The complete ceremony includes seven sections, each controlled by a different saint or family of spirits. In the derdeba, a single tune can conjure up a complex set of
associations and actions. The saints and spirits each have their own tunes, and a given melody (with or without a sung text) is said both to attract the spirit and to
indicate its presence. Thus, the performance of a particular tune may be used to summon the saint or spirit who "owns" that melody; if the music then sends one of the
participants into a trance, that is taken as proof that the spirit has responded to the summons. In other cases, the spirit may first possess a devotee, and then express
(through the dancer's mouth) its desire for the appropriate tune. The trance state is hastened by various ceremonial accoutrements demanded by the spirit; the proper
combination of spices and incense must be burned, and the dancer must be dressed in the spirit's preferred color.
A complete derdeba may last from nine or ten o'clock in the evening until well past dawn on the following day. Finally, when all the participants, visible and invisible,
have been satisfied, the musicians return to lighter entertainment music to relax the spectators and bring them back to the everyday world.

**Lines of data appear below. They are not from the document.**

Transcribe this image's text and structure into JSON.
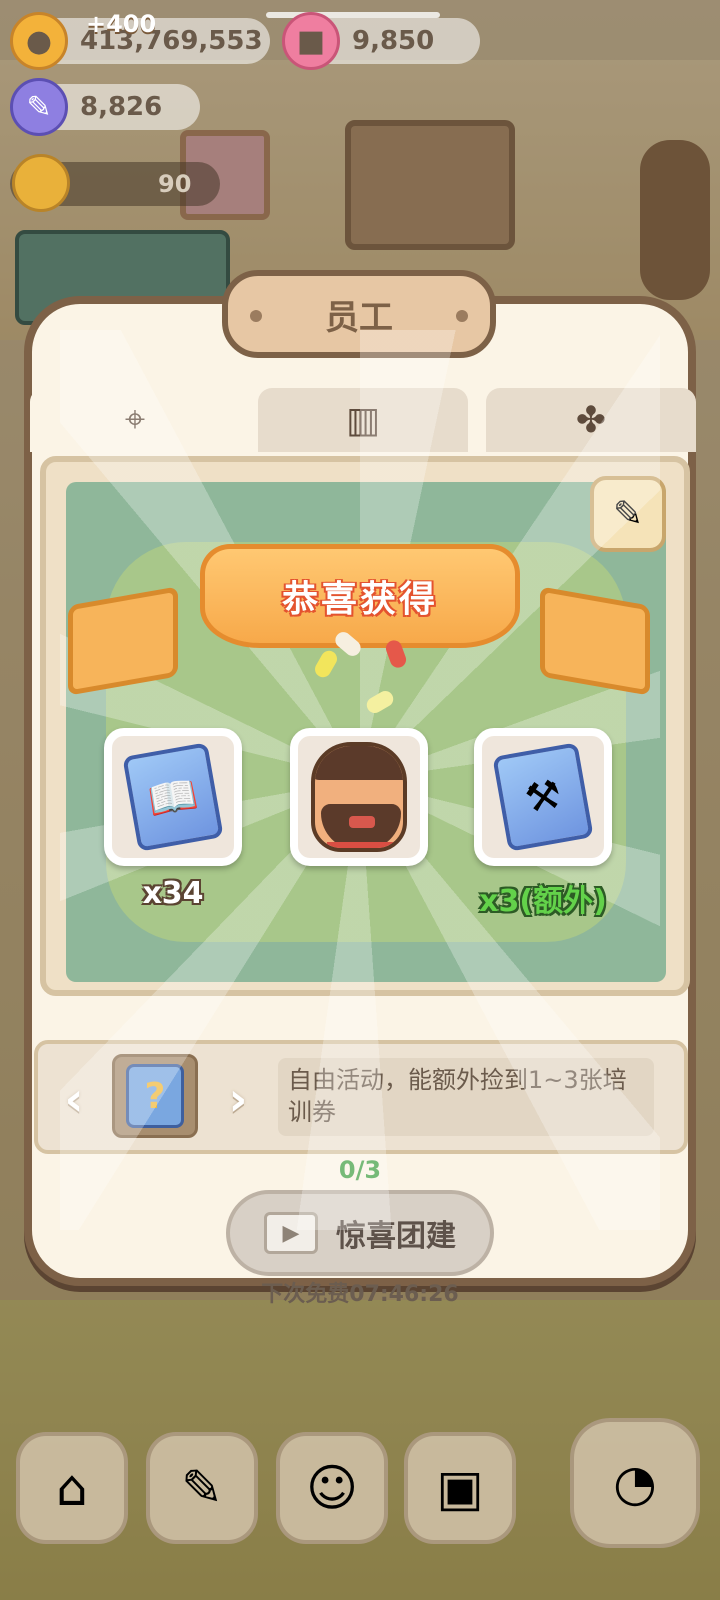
{
  "resources": {
    "coins": "413,769,553",
    "coins_gain": "+400",
    "gems": "9,850",
    "feathers": "8,826",
    "level": "90"
  },
  "panel": {
    "title": "员工",
    "tabs": [
      {
        "icon": "map-pin-icon",
        "active": true
      },
      {
        "icon": "book-icon",
        "active": false
      },
      {
        "icon": "clover-icon",
        "active": false
      }
    ],
    "description": "自由活动，能额外捡到1~3张培训券",
    "progress": "0/3",
    "team_button": "惊喜团建",
    "next_free": "下次免费07:46:26"
  },
  "reward_popup": {
    "banner": "恭喜获得",
    "items": [
      {
        "icon": "training-book-card-icon",
        "label": "x34"
      },
      {
        "icon": "staff-bearded-man-icon",
        "label": ""
      },
      {
        "icon": "training-tool-card-icon",
        "label": "x3(额外)"
      }
    ]
  },
  "bottom_nav": [
    {
      "icon": "mushroom-house-icon"
    },
    {
      "icon": "notebook-icon"
    },
    {
      "icon": "staff-avatar-icon"
    },
    {
      "icon": "shop-bag-icon"
    },
    {
      "icon": "character-clock-icon"
    }
  ],
  "colors": {
    "panel_border": "#7d6147",
    "ribbon": "#f7a94a",
    "extra_label": "#63d24a",
    "progress": "#41a044"
  }
}
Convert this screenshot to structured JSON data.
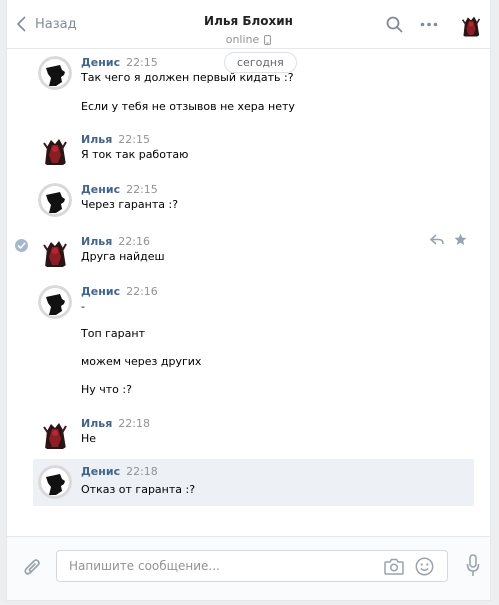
{
  "header": {
    "back_label": "Назад",
    "contact_name": "Илья Блохин",
    "status": "online"
  },
  "date_separator": "сегодня",
  "messages": [
    {
      "author": "Денис",
      "time": "22:15",
      "lines": [
        "Так чего я должен первый кидать :?",
        "Если у тебя не отзывов не хера нету"
      ]
    },
    {
      "author": "Илья",
      "time": "22:15",
      "lines": [
        "Я ток так работаю"
      ]
    },
    {
      "author": "Денис",
      "time": "22:15",
      "lines": [
        "Через гаранта :?"
      ]
    },
    {
      "author": "Илья",
      "time": "22:16",
      "lines": [
        "Друга найдеш"
      ]
    },
    {
      "author": "Денис",
      "time": "22:16",
      "lines": [
        "-",
        "Топ гарант",
        "можем через других",
        "Ну что :?"
      ]
    },
    {
      "author": "Илья",
      "time": "22:18",
      "lines": [
        "Не"
      ]
    },
    {
      "author": "Денис",
      "time": "22:18",
      "lines": [
        "Отказ от гаранта :?"
      ]
    }
  ],
  "composer": {
    "placeholder": "Напишите сообщение..."
  },
  "colors": {
    "author": "#42648b",
    "time": "#939393",
    "highlight": "#edf0f5",
    "accent": "#828a99"
  },
  "icons": [
    "chevron-left-icon",
    "search-icon",
    "more-icon",
    "phone-icon",
    "reply-icon",
    "star-icon",
    "check-icon",
    "paperclip-icon",
    "camera-icon",
    "smile-icon",
    "microphone-icon"
  ]
}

The Gnawa lute goes by a variety of names, including sintir (a term related to the Persian word santur), hejhuj (an onomatopoeic Arabic word) and gog (probably
derived from a West African word for fiddle). The most common name for the instrument, gobri (also of West African derivation), is not often used by the Gnawa
themselves. The body of the instrument is hollowed out from a single piece of wood, and covered with camel skin. The long neck passes through the top of the body
and runs under the face, coming out through the skin near the base of the instrument, to serve as a tailpiece or string-carrier. The sliding leather tuning rings and the
rattle-like metal sound modifier are commonly found in such West African instruments as the kora and the halam (lute). The percussive playing style is reminiscent not
only of West African technique but also of certain styles of American banjo picking.